My Lords, I have added my name to Amendment 146 in the name of the noble Baroness, Lady Merron, but I support all the amendments in this group. Taken together and perhaps integrated a bit better, they strengthen the focus in the Bill on workforce issues and workforce planning. I also congratulate the noble Lord, Lord Stevens, on his contribution to open government.

For too long, we have been preoccupied with the funding of our health and care system and have tended to assume—I confess that as a Minister I certainly did this to some extent—that if Governments made enough money available, we would be able to acquire the staff we needed, always forgetting, I think, that health and care is a highly labour-intensive industry, possibly the most highly labour-intensive industry in our country.

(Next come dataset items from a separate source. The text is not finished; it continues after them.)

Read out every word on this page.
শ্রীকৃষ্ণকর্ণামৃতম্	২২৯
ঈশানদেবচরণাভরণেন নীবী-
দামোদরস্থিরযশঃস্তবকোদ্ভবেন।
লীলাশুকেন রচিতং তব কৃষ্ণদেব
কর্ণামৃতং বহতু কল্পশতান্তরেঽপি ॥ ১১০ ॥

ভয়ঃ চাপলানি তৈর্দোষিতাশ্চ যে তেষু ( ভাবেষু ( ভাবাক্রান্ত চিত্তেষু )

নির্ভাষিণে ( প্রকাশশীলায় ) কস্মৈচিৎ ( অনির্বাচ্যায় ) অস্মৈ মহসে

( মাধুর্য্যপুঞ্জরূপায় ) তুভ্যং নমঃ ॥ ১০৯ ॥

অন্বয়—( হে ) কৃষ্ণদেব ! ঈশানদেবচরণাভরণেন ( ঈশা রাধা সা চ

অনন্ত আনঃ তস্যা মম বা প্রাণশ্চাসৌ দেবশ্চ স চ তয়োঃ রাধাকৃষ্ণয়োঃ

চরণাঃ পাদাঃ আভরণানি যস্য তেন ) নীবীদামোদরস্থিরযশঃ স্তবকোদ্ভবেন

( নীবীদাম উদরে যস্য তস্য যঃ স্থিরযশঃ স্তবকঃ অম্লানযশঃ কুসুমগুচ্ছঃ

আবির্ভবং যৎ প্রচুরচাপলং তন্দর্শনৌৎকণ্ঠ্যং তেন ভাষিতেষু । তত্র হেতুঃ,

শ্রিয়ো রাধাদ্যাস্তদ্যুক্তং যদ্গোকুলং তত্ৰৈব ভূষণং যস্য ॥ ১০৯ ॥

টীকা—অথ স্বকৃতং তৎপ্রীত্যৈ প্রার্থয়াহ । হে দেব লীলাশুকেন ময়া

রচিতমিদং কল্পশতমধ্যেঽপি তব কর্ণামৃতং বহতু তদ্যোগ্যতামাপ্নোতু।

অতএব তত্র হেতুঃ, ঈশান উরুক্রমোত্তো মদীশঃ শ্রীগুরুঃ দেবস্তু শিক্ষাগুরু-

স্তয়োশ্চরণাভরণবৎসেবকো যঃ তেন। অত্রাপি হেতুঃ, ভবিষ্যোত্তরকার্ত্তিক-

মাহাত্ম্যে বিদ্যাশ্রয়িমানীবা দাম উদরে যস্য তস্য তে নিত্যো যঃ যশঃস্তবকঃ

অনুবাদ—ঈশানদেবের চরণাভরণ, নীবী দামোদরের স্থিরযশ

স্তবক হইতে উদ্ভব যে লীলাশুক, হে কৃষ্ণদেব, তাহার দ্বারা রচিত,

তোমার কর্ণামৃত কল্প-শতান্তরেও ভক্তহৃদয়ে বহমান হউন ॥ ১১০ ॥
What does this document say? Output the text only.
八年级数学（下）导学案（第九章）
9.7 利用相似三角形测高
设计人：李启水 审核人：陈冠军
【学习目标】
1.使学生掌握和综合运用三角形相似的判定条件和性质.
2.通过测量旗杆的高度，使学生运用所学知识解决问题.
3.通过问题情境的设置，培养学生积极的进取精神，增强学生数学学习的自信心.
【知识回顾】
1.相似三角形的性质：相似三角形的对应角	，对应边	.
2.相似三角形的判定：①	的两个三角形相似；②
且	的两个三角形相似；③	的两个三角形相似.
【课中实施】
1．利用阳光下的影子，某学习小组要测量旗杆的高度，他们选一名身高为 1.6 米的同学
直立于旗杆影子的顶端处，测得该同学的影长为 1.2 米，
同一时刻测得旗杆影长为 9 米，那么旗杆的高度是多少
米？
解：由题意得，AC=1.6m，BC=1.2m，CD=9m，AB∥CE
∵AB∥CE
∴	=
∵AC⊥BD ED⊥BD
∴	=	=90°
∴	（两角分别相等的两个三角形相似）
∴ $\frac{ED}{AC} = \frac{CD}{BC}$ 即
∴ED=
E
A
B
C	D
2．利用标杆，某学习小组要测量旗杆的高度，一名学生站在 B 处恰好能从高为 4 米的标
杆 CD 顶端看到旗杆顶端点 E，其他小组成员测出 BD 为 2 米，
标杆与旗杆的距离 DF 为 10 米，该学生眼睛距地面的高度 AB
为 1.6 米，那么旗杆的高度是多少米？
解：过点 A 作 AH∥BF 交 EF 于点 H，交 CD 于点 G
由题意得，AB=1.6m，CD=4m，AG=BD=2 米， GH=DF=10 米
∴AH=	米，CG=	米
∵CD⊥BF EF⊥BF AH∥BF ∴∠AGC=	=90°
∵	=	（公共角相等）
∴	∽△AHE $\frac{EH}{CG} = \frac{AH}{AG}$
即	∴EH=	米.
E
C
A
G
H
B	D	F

We were often very good at masking the shortcomings in our planning system by historically relying on recruitment from abroad. There were doctors from Africa, India and Europe, nurses from the Philippines and elsewhere, and we had a lot of staff coming in from the EU to work in our social care sector. Brexit and our national preoccupation with limiting immigration has changed all that, and that is before we calculate the effect of Covid on health and care staff recruitment. To give your Lordships just one example, pre-Brexit, 40% of the social care staff in London came from the EU. You simply cannot make that ground up very quickly.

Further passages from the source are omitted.